Distil Networks, a company that filters bot traffic that's not participating in the TAG initiative, in May estimated that only 41 percent of web traffic originates from humans, with 23 percent coming from "bad bots" and 36 percent coming from good bots.
The company noted that one of the biggest source of bad bots was Amazon, thanks to the low cost of its EC2 cloud. Others cited as major ISP and datacenter bad bot originators included Verizon Business, Level 3, Comcast Cable, and IBM's Softlayer.
Meanwhile, the hardest hit by bad bots are online publishers, with one-third of traffic to the category ranked as coming from bad bots.

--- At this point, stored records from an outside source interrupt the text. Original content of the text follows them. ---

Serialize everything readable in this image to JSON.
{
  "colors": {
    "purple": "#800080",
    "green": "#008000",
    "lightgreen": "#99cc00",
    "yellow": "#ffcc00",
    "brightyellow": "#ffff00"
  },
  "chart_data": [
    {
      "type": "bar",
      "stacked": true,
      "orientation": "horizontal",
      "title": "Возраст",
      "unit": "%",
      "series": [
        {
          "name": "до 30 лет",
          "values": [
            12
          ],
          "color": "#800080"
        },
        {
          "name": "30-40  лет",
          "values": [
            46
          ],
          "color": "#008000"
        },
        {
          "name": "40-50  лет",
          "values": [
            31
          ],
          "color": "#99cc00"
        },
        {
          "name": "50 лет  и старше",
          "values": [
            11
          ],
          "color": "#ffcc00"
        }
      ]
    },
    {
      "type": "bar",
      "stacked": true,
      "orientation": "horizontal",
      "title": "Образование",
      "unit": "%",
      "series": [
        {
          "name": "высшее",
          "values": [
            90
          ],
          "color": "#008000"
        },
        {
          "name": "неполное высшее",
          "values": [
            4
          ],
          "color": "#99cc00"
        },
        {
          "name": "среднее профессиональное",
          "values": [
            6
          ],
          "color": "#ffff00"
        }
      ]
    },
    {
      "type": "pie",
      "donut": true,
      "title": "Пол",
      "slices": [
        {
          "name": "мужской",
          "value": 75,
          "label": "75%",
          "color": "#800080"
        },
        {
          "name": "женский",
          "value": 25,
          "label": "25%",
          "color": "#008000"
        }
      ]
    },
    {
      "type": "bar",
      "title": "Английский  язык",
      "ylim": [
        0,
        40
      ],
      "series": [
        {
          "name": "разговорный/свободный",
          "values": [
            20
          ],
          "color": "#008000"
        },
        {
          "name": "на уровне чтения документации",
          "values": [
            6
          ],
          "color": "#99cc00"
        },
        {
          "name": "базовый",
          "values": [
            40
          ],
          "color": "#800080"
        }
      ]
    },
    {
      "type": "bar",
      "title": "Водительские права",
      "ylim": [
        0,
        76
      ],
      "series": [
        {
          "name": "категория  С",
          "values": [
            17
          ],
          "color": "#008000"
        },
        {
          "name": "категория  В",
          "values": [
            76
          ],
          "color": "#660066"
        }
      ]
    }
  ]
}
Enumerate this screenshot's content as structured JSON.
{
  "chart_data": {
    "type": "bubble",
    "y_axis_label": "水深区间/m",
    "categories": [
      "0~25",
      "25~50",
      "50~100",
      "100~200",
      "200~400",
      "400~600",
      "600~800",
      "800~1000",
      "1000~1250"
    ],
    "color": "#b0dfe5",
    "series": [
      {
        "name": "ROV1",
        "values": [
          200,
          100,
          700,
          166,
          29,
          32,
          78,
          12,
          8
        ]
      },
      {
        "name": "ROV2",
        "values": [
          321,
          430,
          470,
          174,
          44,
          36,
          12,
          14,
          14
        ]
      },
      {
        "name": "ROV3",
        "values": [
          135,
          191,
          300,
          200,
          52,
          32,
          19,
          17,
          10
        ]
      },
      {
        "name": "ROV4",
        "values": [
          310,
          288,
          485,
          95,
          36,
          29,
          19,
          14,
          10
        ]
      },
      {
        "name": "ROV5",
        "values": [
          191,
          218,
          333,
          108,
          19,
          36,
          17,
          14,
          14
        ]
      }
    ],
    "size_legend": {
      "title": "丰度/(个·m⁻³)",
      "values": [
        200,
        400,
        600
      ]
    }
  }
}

But as Johnson notes, "unscrupulous publishers" are often part of the problem, employing dodgy techniques such as software tools at datacenters to boost traffic to their site and create fake impressions and clicks.
Datacenter bots are just one type of non-human traffic, but would have a major effect on click through rates on ads served by Google's Double Click if the company didn't apply its datacenter filter, which in May filtered 8.9 percent of all clicks on DoubleClick Campaign Manager.

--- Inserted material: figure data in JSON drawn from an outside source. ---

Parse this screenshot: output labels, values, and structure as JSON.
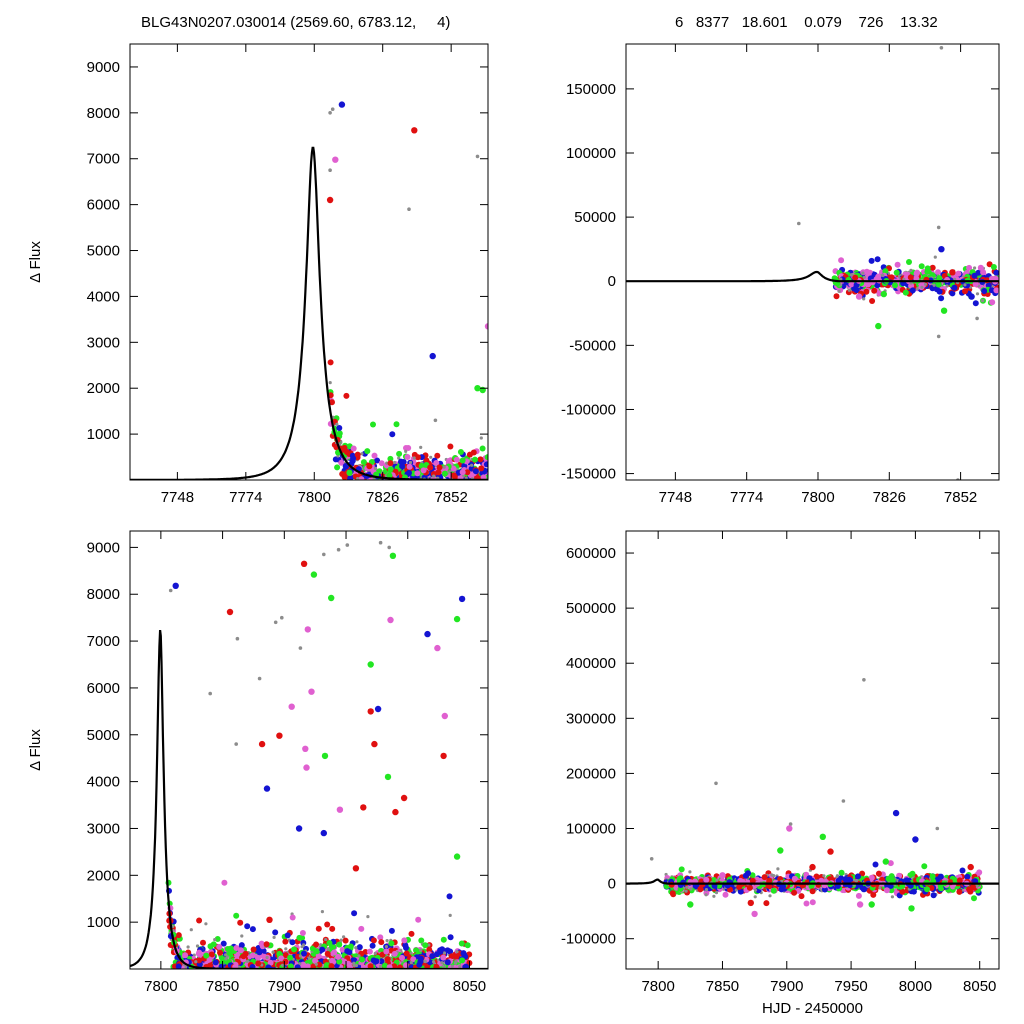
{
  "header": {
    "left_label": "BLG43N0207.030014 (2569.60, 6783.12,     4)",
    "right_label": "6   8377   18.601    0.079    726    13.32"
  },
  "colors": {
    "model": "#000000",
    "gray": "#8c8c8c",
    "red": "#e01010",
    "blue": "#1414d2",
    "green": "#22e622",
    "pink": "#e060d0"
  },
  "chart_data": [
    {
      "id": "top-left",
      "type": "scatter",
      "title": "",
      "xlabel": "",
      "ylabel": "Δ Flux",
      "xlim": [
        7730,
        7866
      ],
      "ylim": [
        0,
        9500
      ],
      "xticks": [
        7748,
        7774,
        7800,
        7826,
        7852
      ],
      "yticks": [
        1000,
        2000,
        3000,
        4000,
        5000,
        6000,
        7000,
        8000,
        9000
      ],
      "model": {
        "t0": 7799.5,
        "peak": 7250,
        "u0": 0.28,
        "tE": 9.0
      },
      "series": [
        {
          "color": "gray",
          "points": [
            [
              7806,
              8000
            ],
            [
              7807,
              8080
            ],
            [
              7862,
              7050
            ],
            [
              7836,
              5900
            ],
            [
              7806,
              6750
            ],
            [
              7846,
              1300
            ]
          ]
        },
        {
          "color": "red",
          "points": [
            [
              7838,
              7620
            ],
            [
              7806,
              6100
            ]
          ]
        },
        {
          "color": "blue",
          "points": [
            [
              7810.5,
              8180
            ],
            [
              7845,
              2700
            ],
            [
              7812,
              300
            ]
          ]
        },
        {
          "color": "pink",
          "points": [
            [
              7808,
              6980
            ],
            [
              7866,
              3350
            ]
          ]
        },
        {
          "color": "green",
          "points": [
            [
              7864,
              1960
            ],
            [
              7862,
              2000
            ]
          ]
        }
      ]
    },
    {
      "id": "top-right",
      "type": "scatter",
      "title": "",
      "xlabel": "",
      "ylabel": "",
      "xlim": [
        7730,
        7866
      ],
      "ylim": [
        -155000,
        185000
      ],
      "xticks": [
        7748,
        7774,
        7800,
        7826,
        7852
      ],
      "yticks": [
        -150000,
        -100000,
        -50000,
        0,
        50000,
        100000,
        150000
      ],
      "model": {
        "t0": 7799.5,
        "peak": 7250,
        "u0": 0.28,
        "tE": 9.0
      },
      "series": [
        {
          "color": "gray",
          "points": [
            [
              7793,
              45000
            ],
            [
              7844,
              42000
            ],
            [
              7844,
              -43000
            ],
            [
              7858,
              -29000
            ],
            [
              7860,
              -15000
            ],
            [
              7851,
              -155000
            ],
            [
              7845,
              182000
            ]
          ]
        },
        {
          "color": "red",
          "points": [
            [
              7849,
              7000
            ]
          ]
        },
        {
          "color": "blue",
          "points": [
            [
              7845,
              25000
            ],
            [
              7856,
              -12000
            ]
          ]
        },
        {
          "color": "green",
          "points": [
            [
              7822,
              -35000
            ],
            [
              7846,
              -23000
            ],
            [
              7824,
              -10000
            ]
          ]
        },
        {
          "color": "pink",
          "points": [
            [
              7815,
              -12000
            ]
          ]
        }
      ]
    },
    {
      "id": "bottom-left",
      "type": "scatter",
      "title": "",
      "xlabel": "HJD - 2450000",
      "ylabel": "Δ Flux",
      "xlim": [
        7775,
        8065
      ],
      "ylim": [
        0,
        9350
      ],
      "xticks": [
        7800,
        7850,
        7900,
        7950,
        8000,
        8050
      ],
      "yticks": [
        1000,
        2000,
        3000,
        4000,
        5000,
        6000,
        7000,
        8000,
        9000
      ],
      "model": {
        "t0": 7799.5,
        "peak": 7250,
        "u0": 0.28,
        "tE": 9.0
      },
      "series": [
        {
          "color": "red",
          "points": [
            [
              7856,
              7620
            ],
            [
              7916,
              8650
            ],
            [
              7882,
              4800
            ],
            [
              7970,
              5500
            ],
            [
              7973,
              4800
            ],
            [
              7990,
              3350
            ],
            [
              7997,
              3650
            ],
            [
              8029,
              4550
            ],
            [
              7896,
              4980
            ],
            [
              7964,
              3450
            ],
            [
              7888,
              1050
            ],
            [
              7958,
              2150
            ]
          ]
        },
        {
          "color": "blue",
          "points": [
            [
              7812,
              8180
            ],
            [
              8044,
              7900
            ],
            [
              8016,
              7150
            ],
            [
              7976,
              5550
            ],
            [
              7886,
              3850
            ],
            [
              7912,
              3000
            ],
            [
              7932,
              2900
            ]
          ]
        },
        {
          "color": "pink",
          "points": [
            [
              7919,
              7250
            ],
            [
              7906,
              5600
            ],
            [
              7922,
              5920
            ],
            [
              7986,
              7450
            ],
            [
              8030,
              5400
            ],
            [
              8024,
              6850
            ],
            [
              7945,
              3400
            ],
            [
              7917,
              4700
            ],
            [
              7918,
              4300
            ]
          ]
        },
        {
          "color": "green",
          "points": [
            [
              7924,
              8420
            ],
            [
              7938,
              7920
            ],
            [
              7988,
              8820
            ],
            [
              8040,
              7470
            ],
            [
              7970,
              6500
            ],
            [
              7933,
              4550
            ],
            [
              7984,
              4100
            ],
            [
              8040,
              2400
            ]
          ]
        },
        {
          "color": "gray",
          "points": [
            [
              7808,
              8080
            ],
            [
              7951,
              9050
            ],
            [
              7978,
              9100
            ],
            [
              7932,
              8850
            ],
            [
              7985,
              9000
            ],
            [
              7898,
              7500
            ],
            [
              7893,
              7400
            ],
            [
              7862,
              7050
            ],
            [
              7944,
              8950
            ],
            [
              7913,
              6850
            ],
            [
              7880,
              6200
            ],
            [
              7840,
              5880
            ],
            [
              7861,
              4800
            ]
          ]
        }
      ]
    },
    {
      "id": "bottom-right",
      "type": "scatter",
      "title": "",
      "xlabel": "HJD - 2450000",
      "ylabel": "",
      "xlim": [
        7775,
        8065
      ],
      "ylim": [
        -155000,
        640000
      ],
      "xticks": [
        7800,
        7850,
        7900,
        7950,
        8000,
        8050
      ],
      "yticks": [
        -100000,
        0,
        100000,
        200000,
        300000,
        400000,
        500000,
        600000
      ],
      "model": {
        "t0": 7799.5,
        "peak": 7250,
        "u0": 0.28,
        "tE": 9.0
      },
      "series": [
        {
          "color": "gray",
          "points": [
            [
              7845,
              182000
            ],
            [
              7944,
              150000
            ],
            [
              7960,
              370000
            ],
            [
              8017,
              100000
            ],
            [
              7903,
              108000
            ],
            [
              7795,
              45000
            ]
          ]
        },
        {
          "color": "blue",
          "points": [
            [
              7985,
              128000
            ],
            [
              8000,
              80000
            ],
            [
              7960,
              -10000
            ]
          ]
        },
        {
          "color": "green",
          "points": [
            [
              7928,
              85000
            ],
            [
              7895,
              60000
            ],
            [
              7977,
              40000
            ],
            [
              7997,
              -45000
            ],
            [
              7825,
              -38000
            ],
            [
              7966,
              -38000
            ]
          ]
        },
        {
          "color": "red",
          "points": [
            [
              7934,
              58000
            ],
            [
              7920,
              30000
            ],
            [
              8043,
              30000
            ],
            [
              7872,
              -35000
            ]
          ]
        },
        {
          "color": "pink",
          "points": [
            [
              7902,
              100000
            ],
            [
              7875,
              -55000
            ],
            [
              7957,
              -38000
            ],
            [
              7850,
              15000
            ]
          ]
        }
      ]
    }
  ]
}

Two examples of bad bot software hosted on datacenters were UrlSpirit and HitLeap. In May there were over 6,500 datacenter installations of UrlSpirit while in mid-June there were 4,800 HitLeap installations running on virtual machines in datacenters. UrlSpirit generated about half a billion fraudulent ad requests a month while HitLeap generated about a billion fraudulent ad requests a month.
Describing the UrlSpirit scheme, Johnson said: "Participating publishers install the UrlSpirit application on Windows machines and they each submit up to three URLs through the application's interface. Submitted URLs are then distributed to other installed instances of the application, where Internet Explorer is used to automatically visit the list of target URLs. Publishers who have not installed the application can also leverage the network of installations by paying a fee."
The other form of problem datacenter bots Johnson noted were ones that don't aim to defraud advertisers but nonetheless impact ad campaigns, for example tools run by an unnamed advertising analytics company whose scrapers were responsible for 65 percent of automated datacenter clicks in May.